“You haven’t eaten anything,” our hostess lamented. “Have some of these spinach pastries. All of this food has got to be eaten!”
After dinner when the ladies retired to the kitchen for Turkish coffee, I smiled to myself, remembering again how much I love Turks. I came here to share God’s love with them, but they have changed me in the process. The longer I’m here, the more I appreciate what I have learned from them.
If you came to have coffee with my neighbor, she would surely offer you some Turkish delight. I have a different offering for you this week: little tidbits of Turkish style wisdom. These are life-changing lessons Turks have taught me.
· Make Relationships a Priority
Turks live in community. Friends and family talk to each other almost daily and see each other often. (We Westerners would probably call this co-dependency.) At my neighbor’s dinner gathering, two of the couples had also gone to breakfast together the same day. The women visit each other every Thursday. They are lifelong friends who live in community.
· Be Available to your Friends and Open to Interruptions
Many Turks will drop almost anything if friends call and ask, “May I come over right now?” As a Westerner I program and schedule my life down to the last hour, and I have a hard time putting aside my plans for friends who call to ask, “Are you free now?” I wonder how many serendipities I miss when I’m not open to interruptions?
· Make Room for Spontaneity in Your Life
Once my husband and I had plans to have dinner with a younger Christian couple. One hour before our dinner guests were set to arrive, my close friend Esra called.
“We haven’t had water in our apartment for 3 days. Can we come take showers at your house?”

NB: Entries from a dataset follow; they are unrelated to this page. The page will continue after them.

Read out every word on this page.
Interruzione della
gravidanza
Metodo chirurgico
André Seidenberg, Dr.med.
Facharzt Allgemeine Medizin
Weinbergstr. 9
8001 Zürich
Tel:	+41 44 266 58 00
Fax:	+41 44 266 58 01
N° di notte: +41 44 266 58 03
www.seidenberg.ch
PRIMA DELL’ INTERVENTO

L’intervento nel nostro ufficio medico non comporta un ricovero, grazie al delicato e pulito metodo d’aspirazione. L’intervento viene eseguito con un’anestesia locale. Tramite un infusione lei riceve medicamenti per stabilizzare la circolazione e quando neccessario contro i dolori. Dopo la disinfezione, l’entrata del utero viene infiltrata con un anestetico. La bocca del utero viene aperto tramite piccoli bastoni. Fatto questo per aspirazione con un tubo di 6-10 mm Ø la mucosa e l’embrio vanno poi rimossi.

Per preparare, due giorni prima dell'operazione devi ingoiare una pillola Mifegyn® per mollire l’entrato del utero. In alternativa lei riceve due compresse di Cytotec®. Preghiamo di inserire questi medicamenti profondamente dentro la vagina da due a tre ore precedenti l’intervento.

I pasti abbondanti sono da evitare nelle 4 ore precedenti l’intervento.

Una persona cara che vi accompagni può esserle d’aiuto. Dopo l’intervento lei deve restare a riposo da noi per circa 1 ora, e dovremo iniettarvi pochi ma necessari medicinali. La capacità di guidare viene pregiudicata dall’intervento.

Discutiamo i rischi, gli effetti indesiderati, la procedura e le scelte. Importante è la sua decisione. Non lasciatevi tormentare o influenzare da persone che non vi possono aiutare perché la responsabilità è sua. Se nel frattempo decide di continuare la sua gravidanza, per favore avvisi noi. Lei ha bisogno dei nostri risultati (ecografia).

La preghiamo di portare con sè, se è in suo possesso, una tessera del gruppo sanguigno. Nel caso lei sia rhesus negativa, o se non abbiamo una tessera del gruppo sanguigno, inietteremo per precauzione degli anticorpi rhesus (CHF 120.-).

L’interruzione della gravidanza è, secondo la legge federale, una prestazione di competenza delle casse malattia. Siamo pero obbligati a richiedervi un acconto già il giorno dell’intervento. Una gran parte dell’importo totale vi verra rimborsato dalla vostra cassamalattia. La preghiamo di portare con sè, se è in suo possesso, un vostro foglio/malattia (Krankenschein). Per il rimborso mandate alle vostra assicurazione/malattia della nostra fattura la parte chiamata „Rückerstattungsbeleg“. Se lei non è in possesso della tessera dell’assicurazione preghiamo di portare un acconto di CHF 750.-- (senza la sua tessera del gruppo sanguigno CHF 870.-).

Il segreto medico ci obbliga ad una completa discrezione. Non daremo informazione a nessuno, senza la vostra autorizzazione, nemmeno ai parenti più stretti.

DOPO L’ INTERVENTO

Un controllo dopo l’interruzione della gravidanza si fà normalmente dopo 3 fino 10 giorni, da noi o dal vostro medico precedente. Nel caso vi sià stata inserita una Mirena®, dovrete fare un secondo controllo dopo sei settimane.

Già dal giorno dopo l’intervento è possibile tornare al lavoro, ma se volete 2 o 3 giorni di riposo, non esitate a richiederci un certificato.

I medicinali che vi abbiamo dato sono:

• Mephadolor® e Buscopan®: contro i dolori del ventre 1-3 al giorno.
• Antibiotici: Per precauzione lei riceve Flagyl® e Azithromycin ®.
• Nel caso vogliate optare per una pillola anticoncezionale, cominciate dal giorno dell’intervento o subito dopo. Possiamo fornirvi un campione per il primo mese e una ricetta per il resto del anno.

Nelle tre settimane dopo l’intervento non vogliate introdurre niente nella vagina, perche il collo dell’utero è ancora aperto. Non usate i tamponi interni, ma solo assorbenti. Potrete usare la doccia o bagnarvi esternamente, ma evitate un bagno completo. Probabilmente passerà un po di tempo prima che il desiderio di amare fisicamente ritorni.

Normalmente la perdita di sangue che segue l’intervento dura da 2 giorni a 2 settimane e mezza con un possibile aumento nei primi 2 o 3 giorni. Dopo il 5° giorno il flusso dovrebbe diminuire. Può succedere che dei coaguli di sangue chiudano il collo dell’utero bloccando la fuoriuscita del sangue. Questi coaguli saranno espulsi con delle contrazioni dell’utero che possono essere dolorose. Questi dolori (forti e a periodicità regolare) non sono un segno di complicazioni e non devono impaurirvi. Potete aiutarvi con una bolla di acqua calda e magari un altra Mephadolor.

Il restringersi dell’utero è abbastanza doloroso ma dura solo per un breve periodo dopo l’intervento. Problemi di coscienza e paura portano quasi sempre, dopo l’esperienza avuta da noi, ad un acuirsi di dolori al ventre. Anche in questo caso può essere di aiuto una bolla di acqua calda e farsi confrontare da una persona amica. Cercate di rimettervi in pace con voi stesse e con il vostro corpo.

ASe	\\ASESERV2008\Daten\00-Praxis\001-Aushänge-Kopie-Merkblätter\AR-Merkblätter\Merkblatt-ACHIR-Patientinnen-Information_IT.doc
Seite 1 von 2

I thought for a minute: Not only would our quality time with the couple be ruined, but I would need to then feed Esra’s family as well. I asked her if she had any other options and explained that we were expecting guests, but I’ve wondered what lovely chaos would have resulted if I’d said, “Sure, come on over!”
· Practice Hospitality
Turks can teach us the gracious art of hospitality, whether it’s offering a dish of nuts and dried fruits or a 5 course meal. The important thing is opening our hearts and our homes to friends.
· Make Time for Slow Food and Slow Life
My favorite slow food is sarma. It takes me 3 hours to make the filling and stuff the grape leaves. I tell myself, “I have three hours to enjoy cooking. I don’t have to hurry through life.” But I haven’t really learned this lesson because I only make sarma twice a year!
· Respect Your Elders
When was the last time you kissed an older person’s hand? Turks do it all the time.
So that was my box of Turkish delight for you. These are some things that make me love Turks.
If you have travelled or live overseas, what have you learned from your hosts?